A lot of games build upon Pong‘s simple premise, but few really refined it the way Data East’s Windjammers did in 1994. The one-on-one flying disc title added in fighting game-style special attacks, and managed to create a highly competitive experience that thrived in arcades. Despite the depth to the gameplay, it never received much widespread acclaim, and it was thought to forever be a game that would only be beloved by a few gamers.
Thankfully, a few of the people who loved Windjammers ended up becoming game programmers and that’s how Disc Jam was born. Making an updated version of Windjammers seemed like a natural fit for High Horse Entertainment, as the duo of former Activision employees both had a soft spot for the game. They didn’t set out to clone the experience, though, as they had aspirations of making a game that had its own twists on Data East’s title.
Same Premise, New Twists
The biggest and most noticeable difference between Disc Jam and its inspiration is that the court is displayed vertically like modern-day tennis titles are. This change of perspective makes the play area seem much larger, and that’s where the game’s sense of movement really shines. Players have full 360-degree movement unlike Windjammers, which operated on an eight-direction input, and it was really the only way to go. Running around the area in order to grab discs before they reach your goal is thrilling, and it’s what makes every volley feel both important and enjoyable.
Another major difference is that Disc Jam allows for team-based play, and all of the matches I played ended up being 2-on-2. I was able to pass the frisbee to my partner, and coordinate different strategies for offense and defense. For example, I spent a lot of time playing near the net and was trying to intercept the frisbee right when it crossed over to my side, this gave my opponents less time to react, but also meant that my teammate was all by himself if the disc got passed me. Thankfully, this ended up working for my team more often than not, and we were able to pick up a pretty dominant victory.

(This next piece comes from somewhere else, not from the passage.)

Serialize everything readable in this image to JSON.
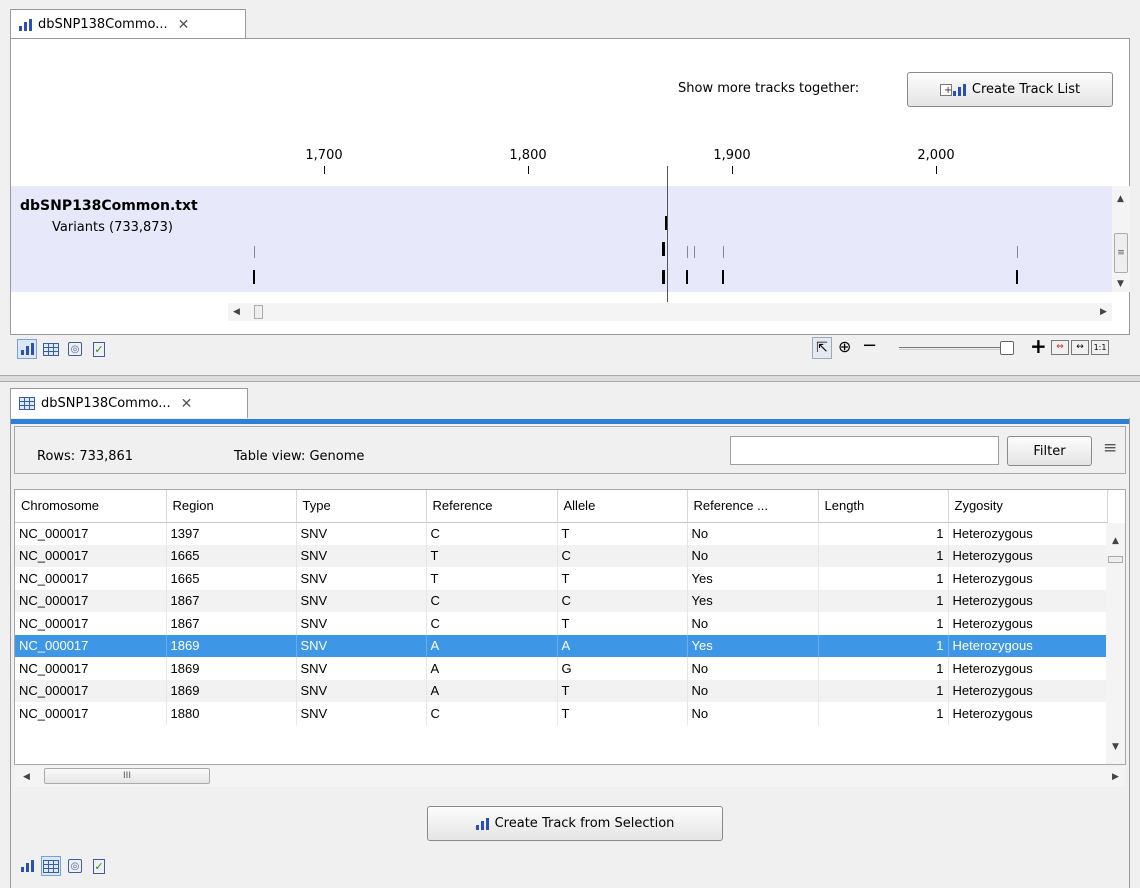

What really impressed me with Disc Jam is how much depth there is to it. The controls are more complicated than Windjammers, which is a two-button game, and I was constantly learning small tricks as I played (such as how to pop the disc up in the air). A lot of the more advanced maneuvers I pulled off were by accident, but this just makes me want to really master the game once it comes out in 2017. It’s still very easy to pick-up and play, but there’s a lot going on underneath.
Elephant in the Room
One of the biggest surprises of the PlayStation Experience was that Windjammers is coming to PlayStation 4 (and Vita) complete with online play. It was a surprising announcement since developers had been interested in using the license previously, but had a hard time working out a deal with the current owner. Publisher DotEmu was able to do it, though, and now Disc Jam had competition & shockingly wasn’t the only disc-based sports game of 2017.
My instant reaction to the Windjammers announcement at PSX was that the Disc Jam dev had run into some really tough luck. I ended up asking the two-man studio about how they felt about Windjammers coming to PS4, and they had a very different perspective on it. High Horse Entertainment was far from devastated, as they were actually thrilled by the news. They had known about the announcement ahead of time, since Windjammers was also set to exhibit at PSX, and believed that both games coming out around the same time would help get each title more attention (which seems to be true since here I am talking about both of them). Their logic seems sound to me, and after getting hands-on time with each game, I was swayed to their line of thought.
As strange as it may seem, 2017 is set to be the year of the disc. Both Disc Jam and Windjammers can successfully co-exist on the market and offer up different experiences on the same basic idea. High Horse Entertainment’s game feels significantly different from its clear inspiration, and manages to make a game that needs to be mastered in new sorts of ways. It’s certainly a great time to be a fan of disc sports, as both titles will be out in 2017.